Alberto Sartoris

Les secrets de Brunoni

Parler de Ugo Brunoni bâtisseur, c’est dévoiler certains secrets de l’architecture nouvelle. Par l’analyse évocatrice de ses meilleures œuvres, on découvre, ce qui est rare, un dessin dont le mystère sous-jacent éclate et se montre subitement au grand jour au moment de la réalisation. En effet, le résultat expressif l’emporte ouvertement sur l’intention déterminante de la projection graphique.

L’optique et les visions intérieures de l’édifice se regroupent et s’articulent naturellement sur des plans multiples à plusieurs niveaux. Les sources de pénétration d’une lumière fascinante créent des perspectives parallèles, convergentes, juxtaposées ou plongeantes. Ces perspectives insolites définissent les formes et les fonctions réelles de l’ouvrage, ainsi que leur supériorité visible sur l’invention des tracés proposés du projet, pas toujours facilement discernables sur les plans.

L’architecture s’évade alors du domaine secret des compositions plastiques, graphiques et constructives de Brunoni, dont l’Ecole « Le Corbusier » de Malagnou, à Genève, en constitue l’une des clefs principales.
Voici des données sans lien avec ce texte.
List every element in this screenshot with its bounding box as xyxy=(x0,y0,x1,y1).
Continuateur d’un rationalisme transfiguré, Ugo Brunoni donne à chacune de ses œuvres un propre visage correspondant à sa fonction. S’il a formulé son style particulier, il n’en a pas fait un élément répétitif, mais il l’a introduit dans les rythmes unitaires d’un courant représentatif de notre époque.

Mario Botta

«… Che un giorno lo incontreremo di nuovo poiché non è possibile che una vita cosi esemplare sia stata spesa in vano !”

Bernard Zumthor

… je voulais e dire mon admiration pour ta réalisation à l’UBS, rue du Mont-Blanc!! C’est tout simplement parfait et nous encourage à garder la foi en une bonne architecture possible à Genève.

Nicolas Deville

Ugo Brunoni nous a laissé quelques bâtiments remarquables, singuliers et emblématiques. Ses œuvres font aujourd’hui clairement partie du paysage genevois En revisitant ces édifices, je suis frappé par le soin l’intelligence et la qualité des détails L’excellent état de conservation de ces bâtiments, fruit d’une mise en œuvre soignée, discrète, précise et juste, témoigne du savoir-faire et du professionnalisme d’Ugo Brunoni. Ugo avait un caractère bien trempé, une autorité naturelle, un haut niveau d’exigence. Il était intuitif, passionné, d’une grande gentillesse, attentif aux autres et profondément humain. C’était un être très sensible, souvent touchant…le jour où il apprit que son apprenti dessinateur, le gamin, était sorti premier de sa volée, il était ému aux larmes. Il aimait transmettre aux jeunes en formation son savoir et son expérience, l’enseignement lui a permis de réaliser cette action. C’était aussi un bon vivant, il aimait la vie, les plaisirs simples, les bons repas entre amis.

Pierre Bonnet

Dans une discussion passionnée en décembre 2018 « il nous révèle sa découverte de la « lumière grise » essentielle pour l’atmosphère intérieure d’une église. Son émotion pour l’architecture est restée vive, intacte et je comprends pleinement aujourd’hui que le professeur de mes 16 ans m’ait tant bousculé. Un transmetteur d’émotion, le rôle majeur qu’un enseignant d’architecture doit jouer ! A cette époque, il y a eu aussi des « chocs électriques » entre nos deux formes d’intégrités. Sa pédagogie du tennis pour mon 1er projet d’archi., une échoppe place de la Madeleine m’a frappé : « après un smash, tu t’arrêtes de jouer ? J’ai bien compris le message, que le détail d’assemblage que je venais de trouver tout seul et dont j’étais fier ne signifiait pas que le projet était fini !…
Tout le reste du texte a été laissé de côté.